Trois policiers suspendus après avoir tabassé un détenu aux urgences de Saint-Pierre. Un incident de plus.

Et ça continue. Depuis des mois, les accusations de bavure s’enchaînent s’agissant de policiers membres de la zone de Bruxelles-Capitale-Ixelles. Au printemps, le bourgmestre PS de Bruxelles, Yvan Mayeur, a même décidé, en concertation avec le chef de corps de la zone, d’installer des caméras dans les couloirs du commissariat et de modifier les procédures de formation des policiers, en créant des heures de cours de déontologie supplémentaires et en lançant un programme de formation au respect des citoyens, de la diversité et d’éléments comme la lutte contre le sexisme et le racisme.

Aux urgences de Saint-Pierre

Cela ne semble pas avoir servi à grand-chose car, comme l’a révélé la DH, mercredi, deux policiers de la zone de Bruxelles-Capitale et un autre, dépendant de la police fédérale, viennent d’être suspendus. Ils sont soupçonnés d’avoir porté des coups sans raison à un détenu menotté et allongé sur une civière au service des urgences de l’hôpital St-Pierre. Ils avaient en charge son transfert pour raisons médicales.

La scène a été filmée à l’insu des policiers. La direction du CHU Saint-Pierre a dénoncé la bavure au parquet de Bruxelles et a joint à sa plainte les images de la présumée bavure.

La porte-parole du parquet de Bruxelles a confirmé que l’affaire est à l’instruction sous le chef de coups et blessures volontaires par fonctionnaires avec circonstances aggravantes.

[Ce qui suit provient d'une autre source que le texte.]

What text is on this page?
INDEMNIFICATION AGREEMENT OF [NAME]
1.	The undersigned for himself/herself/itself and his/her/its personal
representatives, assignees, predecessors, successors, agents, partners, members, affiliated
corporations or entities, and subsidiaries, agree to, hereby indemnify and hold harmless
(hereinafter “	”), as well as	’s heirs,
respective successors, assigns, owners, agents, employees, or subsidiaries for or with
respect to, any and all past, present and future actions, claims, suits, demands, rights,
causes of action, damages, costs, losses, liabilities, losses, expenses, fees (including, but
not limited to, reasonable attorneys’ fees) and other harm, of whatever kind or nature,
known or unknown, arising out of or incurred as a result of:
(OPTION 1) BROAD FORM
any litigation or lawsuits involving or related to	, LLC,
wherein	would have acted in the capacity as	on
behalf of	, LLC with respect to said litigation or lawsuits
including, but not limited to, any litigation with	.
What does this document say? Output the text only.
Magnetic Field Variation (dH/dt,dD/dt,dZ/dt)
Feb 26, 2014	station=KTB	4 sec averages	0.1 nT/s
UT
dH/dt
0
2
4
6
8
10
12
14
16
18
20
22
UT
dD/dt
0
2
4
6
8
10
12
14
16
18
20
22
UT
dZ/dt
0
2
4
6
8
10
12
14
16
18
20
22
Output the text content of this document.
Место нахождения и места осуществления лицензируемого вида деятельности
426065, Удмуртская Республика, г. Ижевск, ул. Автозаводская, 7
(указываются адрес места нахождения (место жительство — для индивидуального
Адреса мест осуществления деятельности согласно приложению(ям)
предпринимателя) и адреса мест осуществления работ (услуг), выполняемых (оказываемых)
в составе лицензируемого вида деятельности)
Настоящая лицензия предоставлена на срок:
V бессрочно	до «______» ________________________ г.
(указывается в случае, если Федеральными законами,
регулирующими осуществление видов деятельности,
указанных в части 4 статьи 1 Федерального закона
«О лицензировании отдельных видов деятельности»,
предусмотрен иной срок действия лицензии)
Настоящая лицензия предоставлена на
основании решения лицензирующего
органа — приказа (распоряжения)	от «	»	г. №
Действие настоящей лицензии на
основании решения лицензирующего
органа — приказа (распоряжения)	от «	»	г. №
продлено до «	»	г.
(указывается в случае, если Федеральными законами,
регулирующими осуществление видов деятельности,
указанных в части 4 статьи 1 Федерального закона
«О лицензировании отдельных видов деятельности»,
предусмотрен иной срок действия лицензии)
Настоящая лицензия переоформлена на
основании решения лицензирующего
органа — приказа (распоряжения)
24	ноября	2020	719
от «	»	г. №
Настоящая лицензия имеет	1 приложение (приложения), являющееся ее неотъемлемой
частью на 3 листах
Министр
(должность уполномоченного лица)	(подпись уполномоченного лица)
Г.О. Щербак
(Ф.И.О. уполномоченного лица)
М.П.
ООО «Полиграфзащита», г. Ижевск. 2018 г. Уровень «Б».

Deux inspecteurs, dont une femme, ont été suspendus par la direction de la police de Bruxelles-Capitale, qui attend les suites de l’instruction pour prendre d’éventuelles sanctions définitives. Un inspecteur de la police fédérale détaché à Bruxelles à l’issue de sa période de formation a également été suspendu. Une enquête est menée par le Comité P.

David Murgia et les autres

Ce grave incident vient s’ajouter à une longue liste de dérapages. Le 20 avril 2014, l’interpellation de deux jeunes, au Mont des Arts, avait tourné à la bastonnade. Insultes et violences avaient continué au commissariat. Un médecin avait reconnu les deux victimes incapables de travailler pendant 3 et 10 jours. Un inspecteur a été renvoyé en correctionnelle pour ces faits.

Le lundi de Pâques, le comédien David Murgia, Magritte du meilleur espoir masculin en 2013, s’était fait apostropher par un policier parce qu’il n’empruntait pas un passage pour piétons. M. Murgia avait reproché au policier son ton agressif. Résultat : le comédien fut ceinturé, menotté, insulté et emmené au commissariat où il subit, dit-il, diverses brimades. En juin 2013, une habitante d’Ixelles avait accusé la police de violences injustifiées tandis que deux jeunes ont porté plainte pour violences à caractère homophobe à la sortie du Brussel Summer Festival.

Il y a quelques mois, un rapport de l’Observatoire des violences policières, mis en place par la Ligue des droits de l’homme, avait mis en évidence le fait que les victimes de "bavures" venaient de toutes les couches de la population et avaient tous les âges. "Ces violences ne sont pas concentrées sur Bruxelles mais se rencontrent de manière tout à fait décentralisée", indiquait le rapport. Bref, on assisterait à une "banalisation" des bavures, ce que réfutent les syndicats policiers, lesquels rappellent que leurs membres sont, eux aussi, régulièrement victimes d’insultes, de menaces voire de coups.J.-C.M.